Is it possible to prove simply by manipulation that $\lim\limits_{x\to\infty} x^2\bigl(2-e^{-i/x}-e^{i/x}\bigr)=1$?

Question

In fact, it turns out that $$\lim_{x\to\infty} x^2\left(2-e^{-z/x}-e^{z/x}\right)=-z^2$$ for any complex $z$. What is a simple (no DLH, Taylor, Maclaurin, ...) and "primitive" (no using directly or indirectly notable trigonometric limits, namely $\lim\limits_{x\to0}\frac{\sin x}{x}=\lim\limits_{x\to0}\frac{\tan x}{x}=1$ and $\lim\limits_{x\to0}\frac{1-\cos^z x}{x}=z/2$) approach to this problem? I'm asking out of curiosity, after doing some homework related to, indeed, notable limits, and derivatives.
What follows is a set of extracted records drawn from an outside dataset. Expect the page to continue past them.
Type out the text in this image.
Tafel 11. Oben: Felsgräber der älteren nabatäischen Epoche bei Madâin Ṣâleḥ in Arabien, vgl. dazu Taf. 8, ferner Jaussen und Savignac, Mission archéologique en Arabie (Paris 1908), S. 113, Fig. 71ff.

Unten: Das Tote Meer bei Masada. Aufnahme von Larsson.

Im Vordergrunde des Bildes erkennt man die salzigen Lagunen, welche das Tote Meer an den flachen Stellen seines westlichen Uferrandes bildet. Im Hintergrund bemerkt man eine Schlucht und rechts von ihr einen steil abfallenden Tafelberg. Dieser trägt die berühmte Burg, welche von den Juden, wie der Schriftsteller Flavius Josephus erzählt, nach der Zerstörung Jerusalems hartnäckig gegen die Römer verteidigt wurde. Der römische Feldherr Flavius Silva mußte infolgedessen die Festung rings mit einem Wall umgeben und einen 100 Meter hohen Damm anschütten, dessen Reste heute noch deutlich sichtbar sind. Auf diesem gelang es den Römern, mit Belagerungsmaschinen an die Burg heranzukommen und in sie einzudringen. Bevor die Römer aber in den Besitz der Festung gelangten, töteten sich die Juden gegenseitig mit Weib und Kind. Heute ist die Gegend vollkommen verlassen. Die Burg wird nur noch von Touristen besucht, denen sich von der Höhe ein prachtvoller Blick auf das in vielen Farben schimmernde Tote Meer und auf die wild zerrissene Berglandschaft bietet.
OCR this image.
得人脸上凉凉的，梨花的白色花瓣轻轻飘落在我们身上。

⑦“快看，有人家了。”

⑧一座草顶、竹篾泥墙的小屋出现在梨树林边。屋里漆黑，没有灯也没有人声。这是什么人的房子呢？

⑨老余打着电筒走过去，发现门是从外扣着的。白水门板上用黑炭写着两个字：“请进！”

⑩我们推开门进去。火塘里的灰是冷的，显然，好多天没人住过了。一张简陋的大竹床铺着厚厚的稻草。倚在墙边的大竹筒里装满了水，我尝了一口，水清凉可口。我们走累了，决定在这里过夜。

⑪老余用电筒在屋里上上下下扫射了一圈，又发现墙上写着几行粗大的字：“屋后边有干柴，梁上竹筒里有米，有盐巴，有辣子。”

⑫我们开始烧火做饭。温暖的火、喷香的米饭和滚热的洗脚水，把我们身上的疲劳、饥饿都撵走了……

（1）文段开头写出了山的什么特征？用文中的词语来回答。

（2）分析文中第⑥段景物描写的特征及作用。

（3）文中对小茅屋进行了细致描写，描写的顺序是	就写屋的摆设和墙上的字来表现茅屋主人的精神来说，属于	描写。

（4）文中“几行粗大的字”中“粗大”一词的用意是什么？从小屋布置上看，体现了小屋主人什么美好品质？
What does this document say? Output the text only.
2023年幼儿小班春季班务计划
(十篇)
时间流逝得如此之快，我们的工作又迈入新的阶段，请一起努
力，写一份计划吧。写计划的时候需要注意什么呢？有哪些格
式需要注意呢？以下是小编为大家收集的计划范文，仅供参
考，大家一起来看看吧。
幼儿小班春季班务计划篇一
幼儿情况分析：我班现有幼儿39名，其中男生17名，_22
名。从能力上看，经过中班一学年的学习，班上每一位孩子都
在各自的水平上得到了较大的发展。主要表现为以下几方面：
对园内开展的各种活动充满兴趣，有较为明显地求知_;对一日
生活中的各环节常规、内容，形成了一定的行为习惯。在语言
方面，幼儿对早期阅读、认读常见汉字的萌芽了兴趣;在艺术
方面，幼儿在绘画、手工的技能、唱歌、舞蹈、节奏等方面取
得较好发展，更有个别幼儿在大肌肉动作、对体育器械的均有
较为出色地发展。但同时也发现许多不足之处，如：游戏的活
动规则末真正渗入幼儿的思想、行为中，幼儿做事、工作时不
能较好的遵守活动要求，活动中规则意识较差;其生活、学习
Unfortunately I couldn't do much, thanks for any help.

Answer 1

It holds that $$ x^2(2-e^{-z/x}-e^{z/x}) = -x^2(e^{z/(2x)}-e^{-z/(2x)})^2=-z^2\Bigl(\frac{\sinh(z/(2x))}{z/2x}\Bigr)^2. $$ Are you allowed to use that $\frac{\sinh t}{t}\to 1$ as $t\to 0$, then this is finished... If not, then I must ask you: What are you allowed to use?

Answer 2

$(2-e^{-i/x}-e^{i/x})=2-(2 cos{\frac{1}{x}})$

but $cos{\frac{1}{x}}=\dfrac{1-(\tan{\frac{1}{2x}})^2}{1+(\tan{\frac{1}{2x}})^2}$

Then you have

$(2-e^{-i/x}-e^{i/x})=\dfrac{4(\tan{\frac{1}{2x}})^2}{1+(\tan{\frac{1}{2x}})^2}$

Can we finish here with your limitations?

Answer 3

$$ \lim_{x\to\infty} x^2\left(2-e^{-z/x}-e^{z/x}\right)= \lim_{x\to\infty} x^2\left[-\left(e^{z/2x}-e^{-z/2x}\right)^2\right] \\ = \lim_{x\to\infty} -x^2\left(2\sinh\left(\frac{z}{2x}\right)\right)^2 \\ = \lim_{x\to\infty} -\left(2x\sinh\left(\frac{z}{2x}\right)\right)^2$$ I'm not sure what your limitations are from here on out, but if you can now show that $$\lim_{x\to\infty}2x\sinh\left(\frac{z}{2x}\right)=z$$ then it'll follow pretty easily.